Nos hemos acostumbrado poco a poco a trabajar online, a reunirnos online, a tener citas online, a hacer deporte online y un mogollón de cosas más online. Online está bien, pero tampoco tanto. Si, han mejorado muchos sistemas mas rapido, tanto públicos como privados, han aparecido aplicaciones que nos facilitan todavía más la vida, se ha forzado un desarrollo tecnológico brutal por culpa de la necesidad. ¡Es fantástico! Pero el online no compensa ni de lejos los abrazos, las caricias, los besos, las risas, el vernos cara a cara. 

Ah, ¡no nos olvidemos de los solteros! Y me refiero tanto a los que no tienen pareja, como a los que viven solos. Parece que las reglas han sido hechas para los que tienen familias numerosas y viven en una masía, aunque estos tampoco han sido tan felices. Los convivientes molan, pueden y se mueven en manada, los no convivientes con limitación de grupo. Alguien ha decido quien es nuestra burbuja y con quien deberíamos compartir. Si te gustaba vivir solo, estar solo, pasar tiempo solo, seguro que llegaste a tu límite. Y si no tienes pareja, pues mucha suerte en encontrar una cuando no hay casi vida social, actividades en grupo u oportunidades de conocer gente de fuera de tu burbuja. ¡Mala suerte amigo! ¡Planea mejor la próxima vez!

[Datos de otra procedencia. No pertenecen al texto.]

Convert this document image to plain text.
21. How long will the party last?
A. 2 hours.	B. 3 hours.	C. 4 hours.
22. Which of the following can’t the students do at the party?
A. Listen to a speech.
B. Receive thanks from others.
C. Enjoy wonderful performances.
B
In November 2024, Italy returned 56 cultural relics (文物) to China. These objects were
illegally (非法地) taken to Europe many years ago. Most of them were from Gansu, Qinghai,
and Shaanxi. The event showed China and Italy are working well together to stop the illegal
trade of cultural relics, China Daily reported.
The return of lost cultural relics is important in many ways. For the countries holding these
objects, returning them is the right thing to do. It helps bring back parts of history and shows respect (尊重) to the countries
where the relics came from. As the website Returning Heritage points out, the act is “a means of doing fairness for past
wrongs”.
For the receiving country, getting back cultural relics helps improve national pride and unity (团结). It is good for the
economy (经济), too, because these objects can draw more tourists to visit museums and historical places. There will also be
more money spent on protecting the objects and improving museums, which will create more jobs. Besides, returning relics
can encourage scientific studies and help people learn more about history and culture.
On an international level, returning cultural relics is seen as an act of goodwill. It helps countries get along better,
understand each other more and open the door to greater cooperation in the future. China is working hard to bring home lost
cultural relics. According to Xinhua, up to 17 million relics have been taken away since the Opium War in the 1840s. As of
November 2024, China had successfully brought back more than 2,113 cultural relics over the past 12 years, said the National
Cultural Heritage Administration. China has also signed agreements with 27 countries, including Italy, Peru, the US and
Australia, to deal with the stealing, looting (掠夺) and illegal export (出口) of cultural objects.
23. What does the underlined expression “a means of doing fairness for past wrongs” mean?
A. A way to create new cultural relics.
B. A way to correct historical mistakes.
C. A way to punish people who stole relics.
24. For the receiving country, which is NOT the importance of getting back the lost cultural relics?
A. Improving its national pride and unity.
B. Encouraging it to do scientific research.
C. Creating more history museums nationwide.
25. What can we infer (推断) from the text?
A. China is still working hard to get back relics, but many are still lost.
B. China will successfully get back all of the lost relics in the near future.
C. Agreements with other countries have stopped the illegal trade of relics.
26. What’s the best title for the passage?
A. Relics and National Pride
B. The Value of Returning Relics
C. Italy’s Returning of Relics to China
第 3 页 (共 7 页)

Todas estas medidas han tenido graves consecuencias materiales. Todos lo vemos en la falta de trabajo, en la economía cada dia mas decaida, en algunos de los sectores más afectados, en el turismo casi inexistente y con pérdidas irrecuperables. Es triste salir a la calle y ver las persianas bajadas de las tiendas o de los restaurantes, algunos solo temporalmente, otros probablemente para siempre. De vida nocturna ya ni hablamos, la hemos enterado, y si no es así, ni idea cómo saldrán de esta. Calles más desiertas o con poca afluencia, por una parte mola sobretodo si vives en una ciudad tan turística como Barcelona, pero por otra es deprimente. No es común en una ciudad grande, debería tener más vida aunque sea a ratos. 

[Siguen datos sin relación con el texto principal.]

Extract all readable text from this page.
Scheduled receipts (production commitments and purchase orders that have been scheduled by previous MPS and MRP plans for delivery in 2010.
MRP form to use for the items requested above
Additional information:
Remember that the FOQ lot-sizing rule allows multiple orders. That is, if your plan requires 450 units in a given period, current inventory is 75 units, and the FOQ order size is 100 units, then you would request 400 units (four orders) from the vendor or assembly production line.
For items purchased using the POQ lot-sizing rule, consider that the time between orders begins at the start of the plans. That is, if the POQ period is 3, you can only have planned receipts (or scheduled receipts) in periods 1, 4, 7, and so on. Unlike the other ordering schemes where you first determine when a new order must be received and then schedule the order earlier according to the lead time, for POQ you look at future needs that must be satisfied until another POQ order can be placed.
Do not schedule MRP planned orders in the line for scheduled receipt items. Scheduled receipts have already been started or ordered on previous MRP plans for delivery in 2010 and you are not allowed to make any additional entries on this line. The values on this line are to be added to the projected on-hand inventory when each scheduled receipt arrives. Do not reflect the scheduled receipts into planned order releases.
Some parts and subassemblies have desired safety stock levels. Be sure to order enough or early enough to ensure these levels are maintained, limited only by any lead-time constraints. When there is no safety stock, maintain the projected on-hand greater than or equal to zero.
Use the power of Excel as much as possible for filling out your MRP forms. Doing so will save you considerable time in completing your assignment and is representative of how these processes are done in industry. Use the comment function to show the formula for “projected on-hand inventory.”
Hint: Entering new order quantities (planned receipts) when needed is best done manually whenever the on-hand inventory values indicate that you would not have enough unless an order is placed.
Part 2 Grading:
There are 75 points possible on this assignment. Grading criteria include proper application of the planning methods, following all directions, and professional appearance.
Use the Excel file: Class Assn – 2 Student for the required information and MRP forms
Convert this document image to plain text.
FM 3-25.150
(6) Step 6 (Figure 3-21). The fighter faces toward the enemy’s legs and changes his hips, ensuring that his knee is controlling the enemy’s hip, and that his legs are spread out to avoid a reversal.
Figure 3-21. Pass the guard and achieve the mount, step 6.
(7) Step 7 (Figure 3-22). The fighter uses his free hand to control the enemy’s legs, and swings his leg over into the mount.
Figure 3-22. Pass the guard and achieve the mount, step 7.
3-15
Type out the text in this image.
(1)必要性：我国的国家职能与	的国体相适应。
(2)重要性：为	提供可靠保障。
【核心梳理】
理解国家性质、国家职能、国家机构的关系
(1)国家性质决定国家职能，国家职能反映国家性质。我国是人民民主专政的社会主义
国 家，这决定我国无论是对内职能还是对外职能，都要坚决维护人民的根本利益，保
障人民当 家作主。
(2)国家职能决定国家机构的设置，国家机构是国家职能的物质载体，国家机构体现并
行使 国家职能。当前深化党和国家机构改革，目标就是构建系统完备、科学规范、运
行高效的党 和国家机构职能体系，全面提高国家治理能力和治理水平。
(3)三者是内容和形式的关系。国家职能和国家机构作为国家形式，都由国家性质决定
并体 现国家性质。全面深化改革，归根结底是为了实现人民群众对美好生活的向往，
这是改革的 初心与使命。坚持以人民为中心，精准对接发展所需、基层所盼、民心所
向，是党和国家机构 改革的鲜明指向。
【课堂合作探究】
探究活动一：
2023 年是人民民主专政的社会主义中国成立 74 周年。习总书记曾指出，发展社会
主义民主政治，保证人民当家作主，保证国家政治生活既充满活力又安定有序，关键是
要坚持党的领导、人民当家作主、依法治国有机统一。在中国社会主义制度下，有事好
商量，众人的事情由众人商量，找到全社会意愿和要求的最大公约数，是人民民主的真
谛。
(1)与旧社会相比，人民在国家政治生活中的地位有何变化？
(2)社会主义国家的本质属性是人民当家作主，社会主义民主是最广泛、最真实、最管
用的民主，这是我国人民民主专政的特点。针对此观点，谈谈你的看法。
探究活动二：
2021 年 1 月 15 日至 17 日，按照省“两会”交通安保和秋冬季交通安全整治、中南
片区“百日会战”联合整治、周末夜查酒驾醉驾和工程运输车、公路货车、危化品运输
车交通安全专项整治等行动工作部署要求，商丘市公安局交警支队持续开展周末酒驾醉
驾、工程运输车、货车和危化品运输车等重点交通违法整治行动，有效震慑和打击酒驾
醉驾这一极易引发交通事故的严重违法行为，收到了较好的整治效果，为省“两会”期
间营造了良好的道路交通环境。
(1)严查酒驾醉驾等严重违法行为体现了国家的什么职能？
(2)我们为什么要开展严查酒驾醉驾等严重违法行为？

¿Y qué decimos de las consecuencias emocionales? Nadie pensó en eso creo. Lo hemos hecho sobre la marcha, lo estamos haciendo sobre la marcha. Tampoco creo que hubiera manera de preverlo si nadie se podía imaginar lo que nos venía encima. Tal vez si de minimizarlo a través de las restricciones y las limitaciones impuestas. Durante todo este tiempo, todos hemos sufrido en menor o mayor medida de ansiedad, hasta de una forma de depresión a lo mejor, aunque no haya sido diagnosticada o no la queramos reconocer. Todavía podemos solucionarlo, todavía podemos hacer algo para no volvernos locos a medio y largo plazo. 


Hasta hace un año, pensábamos que todo esto era solo una obra de ficción, una serie o una película distópica, que nunca nos pasará. Que el mundo es indestructible y nosotros también. Y resulta que no, que se ha convertido en nuestra realidad.